No i to co zobaczył Pan X w oficjalnym piśmie od biura maklerskiego przeszło jego najśmielsze oczekiwania. Z przytoczonej tabelki pod tytułem jaka prowizja została pobrana a jaka powinna była zostać pobrana wynika, że na przeszło 30 transakcji - system informatyczny wyliczył poprawnie prowizję jedynie w 1 (ups...), słownie w jednym przypadku.... i oczywiście tam, gdzie wydawało się Panu X, że prowizja jest za duża - faktycznie była za duża, tyle że tam, gdzie według Pana X była ok, okazało się, że była za mała i to czasami hohoho...za mała.... a dlaczego była za mała? A no dlatego, że system powinien pobrać 2,50 od sztuki a nie od całości transakcji hehehe.... czyli jednak słynna tabela opłat i prowizji mówiła prawdę. Mózg Pana X już dawno się zlasował w tym temacie i nie pamiętał o dawnym problemie....

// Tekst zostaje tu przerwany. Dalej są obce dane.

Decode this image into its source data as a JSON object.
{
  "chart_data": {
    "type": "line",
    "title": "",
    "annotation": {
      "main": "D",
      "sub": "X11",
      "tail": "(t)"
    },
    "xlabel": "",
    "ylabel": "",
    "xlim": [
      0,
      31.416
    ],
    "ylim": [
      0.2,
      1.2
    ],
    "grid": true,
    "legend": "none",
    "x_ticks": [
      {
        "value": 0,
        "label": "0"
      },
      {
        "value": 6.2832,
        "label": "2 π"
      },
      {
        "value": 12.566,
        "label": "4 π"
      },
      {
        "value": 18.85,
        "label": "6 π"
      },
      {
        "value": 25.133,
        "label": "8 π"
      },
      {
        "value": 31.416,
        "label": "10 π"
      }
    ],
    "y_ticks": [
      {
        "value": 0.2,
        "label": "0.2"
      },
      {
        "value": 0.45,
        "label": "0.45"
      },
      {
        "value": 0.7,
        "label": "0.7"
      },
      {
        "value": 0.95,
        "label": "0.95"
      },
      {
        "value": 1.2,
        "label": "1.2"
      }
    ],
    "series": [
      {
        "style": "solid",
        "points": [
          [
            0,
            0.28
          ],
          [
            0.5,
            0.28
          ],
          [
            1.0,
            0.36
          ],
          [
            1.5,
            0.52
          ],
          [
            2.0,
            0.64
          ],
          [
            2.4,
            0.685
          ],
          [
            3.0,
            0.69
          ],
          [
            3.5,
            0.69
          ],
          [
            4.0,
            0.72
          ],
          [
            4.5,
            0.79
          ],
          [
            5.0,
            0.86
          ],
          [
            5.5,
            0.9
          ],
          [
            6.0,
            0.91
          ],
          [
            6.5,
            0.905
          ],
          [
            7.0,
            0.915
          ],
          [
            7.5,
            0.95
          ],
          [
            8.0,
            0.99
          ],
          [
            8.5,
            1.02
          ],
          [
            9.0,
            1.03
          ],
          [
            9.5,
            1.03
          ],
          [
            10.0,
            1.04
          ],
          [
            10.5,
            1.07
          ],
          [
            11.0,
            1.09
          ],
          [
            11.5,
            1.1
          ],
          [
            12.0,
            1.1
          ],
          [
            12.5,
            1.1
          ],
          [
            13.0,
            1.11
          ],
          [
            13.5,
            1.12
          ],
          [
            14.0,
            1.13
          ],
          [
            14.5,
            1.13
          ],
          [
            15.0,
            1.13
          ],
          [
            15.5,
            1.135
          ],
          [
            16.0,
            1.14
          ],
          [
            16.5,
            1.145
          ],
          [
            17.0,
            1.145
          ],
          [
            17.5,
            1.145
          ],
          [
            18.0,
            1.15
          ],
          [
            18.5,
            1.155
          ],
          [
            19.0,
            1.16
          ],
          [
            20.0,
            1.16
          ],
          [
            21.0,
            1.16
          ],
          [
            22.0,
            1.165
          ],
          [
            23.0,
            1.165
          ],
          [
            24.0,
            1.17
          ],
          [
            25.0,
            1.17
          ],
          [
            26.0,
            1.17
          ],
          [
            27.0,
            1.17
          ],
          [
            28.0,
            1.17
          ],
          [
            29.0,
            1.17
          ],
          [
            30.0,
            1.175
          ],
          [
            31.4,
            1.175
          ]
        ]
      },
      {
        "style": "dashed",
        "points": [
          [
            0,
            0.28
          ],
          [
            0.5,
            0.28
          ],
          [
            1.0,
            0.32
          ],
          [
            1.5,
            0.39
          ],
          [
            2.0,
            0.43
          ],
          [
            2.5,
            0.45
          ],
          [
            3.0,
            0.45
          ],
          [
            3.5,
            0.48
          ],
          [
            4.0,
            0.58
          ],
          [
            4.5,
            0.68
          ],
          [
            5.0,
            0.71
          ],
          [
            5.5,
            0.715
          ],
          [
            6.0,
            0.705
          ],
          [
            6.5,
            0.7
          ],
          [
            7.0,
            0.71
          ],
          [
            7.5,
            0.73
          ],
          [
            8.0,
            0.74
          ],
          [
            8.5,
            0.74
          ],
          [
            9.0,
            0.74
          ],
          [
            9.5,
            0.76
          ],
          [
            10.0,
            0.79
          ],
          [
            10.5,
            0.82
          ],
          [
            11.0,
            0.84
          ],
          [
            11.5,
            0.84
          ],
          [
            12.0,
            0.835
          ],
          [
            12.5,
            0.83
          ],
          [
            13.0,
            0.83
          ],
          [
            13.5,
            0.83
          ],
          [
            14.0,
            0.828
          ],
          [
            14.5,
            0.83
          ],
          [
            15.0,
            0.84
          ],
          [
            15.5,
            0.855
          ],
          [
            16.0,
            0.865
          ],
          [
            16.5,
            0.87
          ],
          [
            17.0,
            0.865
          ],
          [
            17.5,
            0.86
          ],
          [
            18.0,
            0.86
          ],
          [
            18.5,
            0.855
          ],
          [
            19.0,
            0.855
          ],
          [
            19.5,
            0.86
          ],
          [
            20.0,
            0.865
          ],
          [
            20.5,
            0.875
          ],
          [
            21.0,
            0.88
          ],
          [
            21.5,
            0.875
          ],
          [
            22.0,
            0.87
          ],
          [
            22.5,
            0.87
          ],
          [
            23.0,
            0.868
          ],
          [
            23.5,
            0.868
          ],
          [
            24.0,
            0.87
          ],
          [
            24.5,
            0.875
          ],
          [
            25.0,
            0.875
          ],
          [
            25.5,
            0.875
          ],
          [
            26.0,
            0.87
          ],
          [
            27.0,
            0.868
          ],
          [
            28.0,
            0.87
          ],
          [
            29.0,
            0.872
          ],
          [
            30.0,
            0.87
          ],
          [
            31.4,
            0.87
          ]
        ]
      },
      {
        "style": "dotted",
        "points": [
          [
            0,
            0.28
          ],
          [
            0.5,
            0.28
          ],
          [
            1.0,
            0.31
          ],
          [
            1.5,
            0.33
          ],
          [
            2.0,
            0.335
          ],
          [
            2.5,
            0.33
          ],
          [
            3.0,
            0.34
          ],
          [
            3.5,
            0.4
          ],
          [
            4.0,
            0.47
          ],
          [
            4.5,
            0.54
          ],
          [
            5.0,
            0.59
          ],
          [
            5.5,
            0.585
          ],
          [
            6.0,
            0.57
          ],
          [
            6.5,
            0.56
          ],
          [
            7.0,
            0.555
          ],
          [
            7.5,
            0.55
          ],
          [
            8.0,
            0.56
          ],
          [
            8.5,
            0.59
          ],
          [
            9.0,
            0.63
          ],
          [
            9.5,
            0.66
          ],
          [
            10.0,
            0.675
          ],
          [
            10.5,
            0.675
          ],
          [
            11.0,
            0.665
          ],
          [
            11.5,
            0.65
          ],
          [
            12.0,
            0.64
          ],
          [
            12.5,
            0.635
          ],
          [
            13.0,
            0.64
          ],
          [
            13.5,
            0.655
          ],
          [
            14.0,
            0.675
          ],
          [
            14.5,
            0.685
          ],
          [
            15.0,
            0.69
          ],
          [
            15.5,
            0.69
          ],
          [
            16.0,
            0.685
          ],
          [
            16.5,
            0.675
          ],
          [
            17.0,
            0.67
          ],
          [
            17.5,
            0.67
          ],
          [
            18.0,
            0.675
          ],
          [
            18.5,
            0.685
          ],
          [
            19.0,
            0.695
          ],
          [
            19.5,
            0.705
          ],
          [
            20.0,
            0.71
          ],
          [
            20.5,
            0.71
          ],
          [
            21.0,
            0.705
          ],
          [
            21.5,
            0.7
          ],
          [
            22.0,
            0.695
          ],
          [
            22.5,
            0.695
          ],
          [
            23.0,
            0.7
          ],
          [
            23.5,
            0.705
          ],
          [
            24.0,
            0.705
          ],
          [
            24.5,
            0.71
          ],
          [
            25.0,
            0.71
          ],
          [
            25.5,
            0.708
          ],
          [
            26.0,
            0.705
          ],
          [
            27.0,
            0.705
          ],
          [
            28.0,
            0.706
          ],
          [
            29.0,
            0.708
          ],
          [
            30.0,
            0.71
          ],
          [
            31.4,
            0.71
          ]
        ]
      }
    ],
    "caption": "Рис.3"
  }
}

Tylko moment..... zgroza.... jeżeli przyjąć fakt, że system faktycznie powinien pobierać 2,50 zeta od sztuki, a przez całe lata pobierał od całości, to straty jakie poniosło z tego tytułu biuro bynajmniej nie liczą się w setkach złotych..... Nasuwa się zatem pytanie: Jakim cudem poważna firma utrzymuje system rozliczeń transakcji, który ją samą kroi na ciężką kasę??? Szanowna dyrekcja biura w powyższym piśmie oczywiście serdecznie podziękowała Panu X za zwrócenie uwagi na nieprawidłowości, przeprosiła za zaistniałą sytuację i obiecała, że dołoży starań aby podobne sytuacje nie miały w przyszłości miejsca. Aha i co najważniejsze - wspaniałomyślnie odstępuje od obciążenia Pana X niedopłatą wynikającą z tytułu błędnie naliczonej prowizji..... No tego by jeszcze brakowało....

Żeby zakończyć sprawę pikantnie Pan X zadzwonił jeszcze do swojego biura z zapytaniem jak to jest możliwe, że przez tyle czasu nikt nie zorientował się, że system drastycznie zaniża prowizje? Bo gdyby Pan X miał świadomość, że te 2,50 ma być od sztuki, a nie od całości jak mylnie uważał, to o tym, że permanentnie występują błędy w systemie zorientował by się po kilku transakcjach... A chyba programu informatycznego dla tak szanowanego biura nie napisał raczej studenciak z łapanki? Pan w słuchawce po dłuższej rozmowie, jeszcze raz podziękował za zwrócenie uwagi, ale stwierdził też, że nikt do tej pory nie zauważył błędów w programie.... i że dopiero Pan X je wychwycił..... ale są naciski na Informatyków, żeby system naliczał prowizje zgodnie z Tabelą Opłat... Informatycy wręcz twierdzą, że system już liczy poprawnie....

Pan X sprawdził empirycznie tę informację...... minęły okrągłe 2 miesiące od dnia złożenia reklamacji Pan X chce kupić 1 opcję po 1 pkt.... blokada prowizji: 2,50 zł - ok.... chce kupić 2 opcje po 1 pkt każda... powinno się zablokować 2x2,50 zł.... a system blokuje.... hehe... 2,50 :)

Czyli wszystko po staremu...... kroimy biuro dalej... a raczej same się kroi....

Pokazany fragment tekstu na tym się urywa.